Ne pas être Charlie ad vitam aeternam

par Alexandre Vine
lundi 16 novembre 2015

Stopper l'affect, penser l'action.

J’ai attendu qu’une journée passe pour glaner quelques informations certaines et ainsi me livrer également à mon petit commentaire sur l’actualité. J’avoue être perplexe face au déluge de bons sentiments qui inonde les réseaux sociaux depuis 24h, à tel point que je me demande si je vis sur le même plan astral que beaucoup des miens.

Il y a tout d’abord ces belles phrases autour de la France « forte », « jamais soumise » et « debout ». Forte, jamais soumise et debout... quand 8 bolosses, dont certains âgés entre 15 et 18 ans, ont tué 129 personnes dans les rues d’une capitale ? Je vois revivre ce moment post-Charlie, tous à plastronner, faire gonfler les biscottos alors que la bataille avait été perdue. Non, la France n’a pas été forte, insoumise et debout, elle a été tout le contraire et c’est pour ça que ce drame a eu lieu. 

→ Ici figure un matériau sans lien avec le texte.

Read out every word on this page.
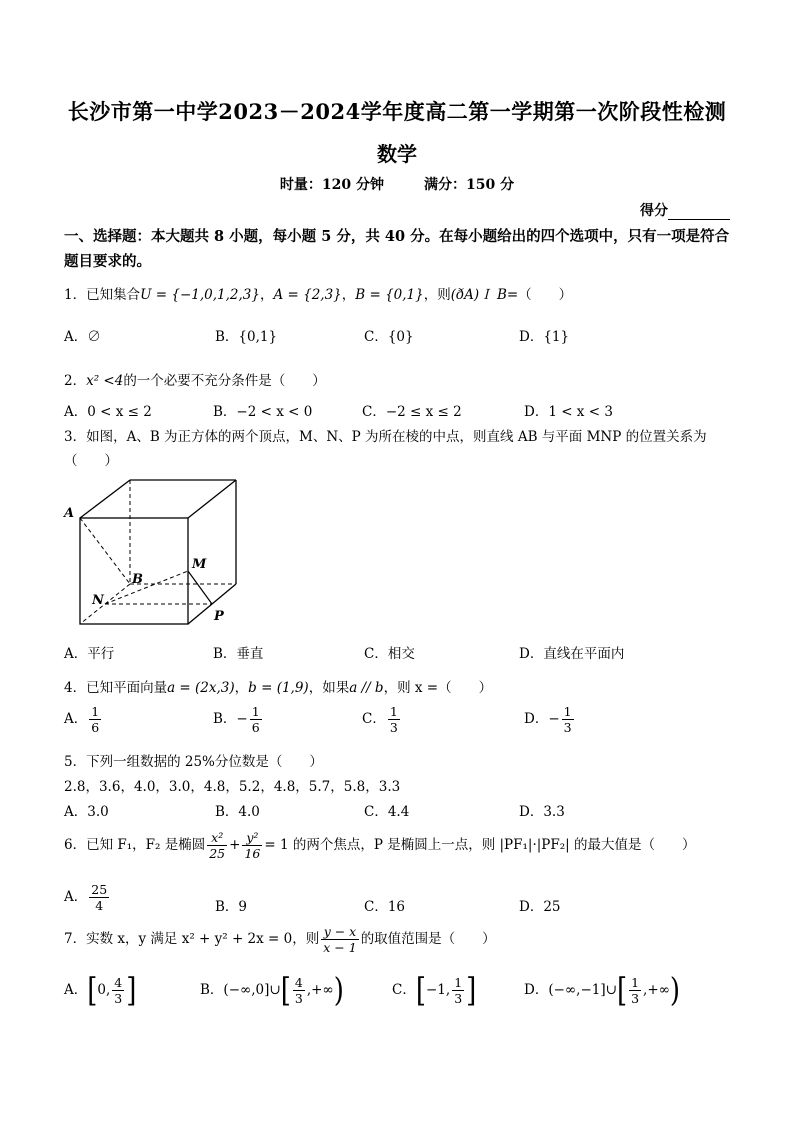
长沙市第一中学2023－2024学年度高二第一学期第一次阶段性检测
数学
时量：120 分钟	满分：150 分
得分
一、选择题：本大题共 8 小题，每小题 5 分，共 40 分。在每小题给出的四个选项中，只有一项是符合题目要求的。
1．已知集合U = {−1,0,1,2,3}，A = {2,3}，B = {0,1}，则(ðA)Ｉ B=（　　）
A．∅	B．{0,1}	C．{0}	D．{1}
2．x² <4的一个必要不充分条件是（　　）
A．0 < x ≤ 2	B．−2 < x < 0	C．−2 ≤ x ≤ 2	D．1 < x < 3
3．如图，A、B 为正方体的两个顶点，M、N、P 为所在棱的中点，则直线 AB 与平面 MNP 的位置关系为
（　　）
A
B
M
N
P
A．平行	B．垂直	C．相交	D．直线在平面内
4．已知平面向量a = (2x,3)，b = (1,9)，如果a // b，则 x =（　　）
A． $\frac{1}{6}$	B．− $\frac{1}{6}$	C． $\frac{1}{3}$	D．− $\frac{1}{3}$
5．下列一组数据的 25%分位数是（　　）
2.8，3.6，4.0，3.0，4.8，5.2，4.8，5.7，5.8，3.3
A．3.0	B．4.0	C．4.4	D．3.3
6．已知 F₁，F₂ 是椭圆 $\frac{\text{x²}}{25} + \frac{\text{y²}}{16} = 1$ 的两个焦点，P 是椭圆上一点，则 |PF₁|·|PF₂| 的最大值是（　　）
A． $\frac{25}{4}$	B．9	C．16	D．25
7．实数 x，y 满足 x² + y² + 2x = 0，则 $\frac{y - x}{x - 1}$ 的取值范围是（　　）
A．[0, $\frac{4}{3}$ ]	B．(−∞,0]∪[ $\frac{4}{3}$ ,+∞)	C．[−1, $\frac{1}{3}$ ]	D．(−∞,−1]∪[ $\frac{1}{3}$ ,+∞)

Nous savons depuis longtemps que la bataille contre Daesh s’effectue sur deux théâtres : extérieur et intérieur. Tous ceux qui appellent à l’éradication de ce « pays » en voie de construction ne font que la moitié du chemin car le combat est aussi à livrer ici, dans nos rue. Hélas, ce n’est pas une bataille à engager en changeant sa photo de profil ou en jouant « Imagine » devant le Bataclan. C’est un combat qui demande un arsenal judiciaire exceptionnel, bien loin de l’attentisme qui préside aujourd’hui. Les chiffres varient, mais on estime à 11 000 le nombre de personnes concernées par ces fameuses « fiche S ». Merah était fiché S... Coulibaly aussi... Nemmouche aussi... et puis Ismaël également, lequel, d’ailleurs, avait fait un petit tour en Syrie avant de revenir très tranquillement (ça va c’est pas parce qu’un mec en voie de radicalisation va en Syrie que tout de suite !)... Alors que fait-on, sachant que nos services de renseignement sont dans l’incapacité de les pister tous efficacement ? Et bien il faudra considérer que notre pays fasse quelques entorses exceptionnelles, provisoirement, à ses grands principes « humanistes », ou bien il devra se résoudre à revivre ces moments-là. Valls semble vouloir prendre des initiatives radicales qu’il y a à peine une semaine tout le monde aurait trouvées « fascisantes », à commencer par lui. C’est bien, mais c’est trop tard, en tous cas pour cette fois-là.

Il y a une forte dissonance cognitive dans les réactions. Beaucoup pensent que cet événement vient de nulle part, était inévitable, et ne font surtout pas le lien entre l’angélisme dont ils sont coutumiers au quotidien et ce qu’il vient de se passer. Ils y voient une rupture alors qu’il s’agit d’une conséquence. Ceux qui alertaient sur le risque de compter, parmi les réfugiés, des terroristes planqués, n’avaient forcément pas de coeur, ou plongeaient dans le fameux « repli sur soi ». Mais aujourd’hui que ce fait avéré, et bien sachez qu’il s’agit désormais, non pas de s’interroger sur cette nouvelle donne, mais bien de ne pas stigmatiser tous les réfugiés ! On n'en sortira donc jamais... 

Il y a ensuite ces envolées sur le risque de stigmatisation, cette attitude un brin paternaliste qui consiste à prétendre que non compatriotes musulmans ont besoin d’être sans cesse accompagnés par la main dans le champ républicain. Mais nos compatriotes musulmans n’attendent pas qu’on les flatte ou qu’on les couve. Ils veulent - j’ai l’impression bien plus que les autres composantes du peuple français - que le mal soit nommé, identifié et abattu. La meilleure réponse à trouver pour l’unité réside dans la mise à terre simple de cette minorité belliqueuse, qui n’aime pas la France bien qu’elle s’y trouve. Ils ne sont pas dans le zèle pacifiste, à prétendre que l’islamisme n’a rien à voir avec l’Islam. Bien sûr que l’islamisme a tout à voir avec l’Islam ! Si je vous disais que l’Inquisition n’avait rien à voir avec le christianisme, que me répondriez-vous ? L’islamisme a tout à voir avec l’Islam, même à considérer qu’il en est la négation. D’ailleurs, l’actualité internationale nous montre bien que les pays musulmans sont également touchés par ce venin (exemple du Liban il y a quelques jours). 

Ne vous trompez pas de cible. Si je ne parle pas de la tolérance et de vivre-ensemble, c’est bien parce que l’heure n’est pas à l’incantation ; il ne s’agit pas de communier autour d’un totem pour que la pluie s’arrête. Soyons forts, insoumis et debout... chaque jour, et dès maintenant.